Imagine you’re developing a system to recognize printed text. You’ve used some algorithmic approach to align the page and cut out individual characters in the text, and now you need to recognize individual letters. This problem is called image classification, because we need to separate input images into different classes. Other examples of such a problem would be automatically sorting post-cards according to the image, or determining product type in a delivery system from a photograph.
In this module, we’ll learn how to train image classification neural network models using PyTorch, one of the most popular Python libraries for building neural networks. We’ll start from simplest model - a fully connected dense neural network - and from a simple MNIST dataset of handwritten digits. We'll then learn about convolutional neural networks, which are designed to capture 2D image patterns, and switch to more complex dataset, CIFAR-10. Finally, we’ll use pre-trained networks and transfer learning to allow us to train models on relatively small datasets.
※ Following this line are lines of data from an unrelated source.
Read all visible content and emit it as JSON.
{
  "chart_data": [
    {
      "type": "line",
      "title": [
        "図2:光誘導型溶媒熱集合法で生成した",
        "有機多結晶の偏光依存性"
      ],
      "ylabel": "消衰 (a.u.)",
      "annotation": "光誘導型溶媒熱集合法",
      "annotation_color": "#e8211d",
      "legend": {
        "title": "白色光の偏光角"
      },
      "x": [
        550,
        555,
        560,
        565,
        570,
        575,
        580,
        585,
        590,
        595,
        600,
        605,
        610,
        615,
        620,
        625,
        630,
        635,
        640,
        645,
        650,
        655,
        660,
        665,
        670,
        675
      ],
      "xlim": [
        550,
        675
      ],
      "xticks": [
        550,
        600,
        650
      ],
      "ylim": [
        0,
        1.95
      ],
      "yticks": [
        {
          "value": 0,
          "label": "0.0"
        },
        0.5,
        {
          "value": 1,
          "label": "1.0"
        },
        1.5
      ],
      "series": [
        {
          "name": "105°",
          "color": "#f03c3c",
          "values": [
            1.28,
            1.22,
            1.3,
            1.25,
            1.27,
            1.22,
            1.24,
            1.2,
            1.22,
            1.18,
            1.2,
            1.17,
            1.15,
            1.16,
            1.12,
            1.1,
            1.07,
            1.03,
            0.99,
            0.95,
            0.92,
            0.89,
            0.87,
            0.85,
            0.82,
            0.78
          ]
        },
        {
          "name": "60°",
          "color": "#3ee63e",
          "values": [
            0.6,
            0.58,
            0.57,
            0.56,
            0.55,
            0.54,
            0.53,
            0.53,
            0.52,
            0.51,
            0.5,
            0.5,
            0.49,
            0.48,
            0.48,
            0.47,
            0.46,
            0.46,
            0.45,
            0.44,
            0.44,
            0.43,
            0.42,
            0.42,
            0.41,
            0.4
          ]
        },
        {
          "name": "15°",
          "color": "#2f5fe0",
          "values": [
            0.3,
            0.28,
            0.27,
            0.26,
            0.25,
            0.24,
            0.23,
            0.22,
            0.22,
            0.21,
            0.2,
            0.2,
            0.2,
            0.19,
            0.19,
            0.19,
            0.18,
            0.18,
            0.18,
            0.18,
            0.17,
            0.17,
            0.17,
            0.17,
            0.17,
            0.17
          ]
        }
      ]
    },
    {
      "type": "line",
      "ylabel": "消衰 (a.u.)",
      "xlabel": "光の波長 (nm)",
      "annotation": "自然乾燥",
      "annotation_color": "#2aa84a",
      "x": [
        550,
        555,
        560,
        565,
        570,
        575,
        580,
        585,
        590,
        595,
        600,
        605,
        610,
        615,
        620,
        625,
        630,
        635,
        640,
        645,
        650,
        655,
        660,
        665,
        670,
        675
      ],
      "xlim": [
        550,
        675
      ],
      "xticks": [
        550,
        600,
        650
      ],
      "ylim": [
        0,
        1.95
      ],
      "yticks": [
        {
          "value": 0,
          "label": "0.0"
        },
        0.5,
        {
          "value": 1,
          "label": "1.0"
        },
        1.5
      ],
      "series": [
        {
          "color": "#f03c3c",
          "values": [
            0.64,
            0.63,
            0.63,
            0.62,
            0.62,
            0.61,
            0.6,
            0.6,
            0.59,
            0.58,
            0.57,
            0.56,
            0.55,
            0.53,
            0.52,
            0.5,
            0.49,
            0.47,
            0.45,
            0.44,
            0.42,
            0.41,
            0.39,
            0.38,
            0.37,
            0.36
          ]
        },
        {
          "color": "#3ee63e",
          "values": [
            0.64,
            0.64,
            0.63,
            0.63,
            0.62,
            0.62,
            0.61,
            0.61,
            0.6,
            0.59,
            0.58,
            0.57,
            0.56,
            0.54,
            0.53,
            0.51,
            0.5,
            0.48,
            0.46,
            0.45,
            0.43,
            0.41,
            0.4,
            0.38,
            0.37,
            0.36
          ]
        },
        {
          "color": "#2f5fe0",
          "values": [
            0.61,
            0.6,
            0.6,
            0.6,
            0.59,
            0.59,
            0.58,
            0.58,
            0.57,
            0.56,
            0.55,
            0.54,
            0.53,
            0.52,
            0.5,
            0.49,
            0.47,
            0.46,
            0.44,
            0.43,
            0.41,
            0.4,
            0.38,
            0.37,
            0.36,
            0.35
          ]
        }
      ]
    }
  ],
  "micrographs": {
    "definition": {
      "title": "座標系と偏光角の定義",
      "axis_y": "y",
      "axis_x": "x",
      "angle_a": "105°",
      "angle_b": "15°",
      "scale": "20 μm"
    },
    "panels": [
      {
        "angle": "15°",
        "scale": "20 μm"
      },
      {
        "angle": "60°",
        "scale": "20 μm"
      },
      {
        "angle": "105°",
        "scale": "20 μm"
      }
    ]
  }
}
By the end of this module, you’ll be able to train image classification models on real-world photographs, such as cats and dogs dataset, and develop image classifiers for your own scenarios.
Learning objectives
In this module you will:
- Learn about computer vision tasks most commonly solved with neural networks
- Understand how Convolutional Neural Networks (CNNs) work
- Train a neural network to recognize handwritten digits and classify cats and dogs
- Learn how to use Transfer Learning to solve real-world classification problems with PyTorch
Prerequisites
- Basic knowledge of Python and Jupyter Notebooks
- Familiarity with PyTorch framework, including tensors, basics of back propagation and building models
- Understanding machine learning concepts, such as classification, train/test dataset, accuracy, etc.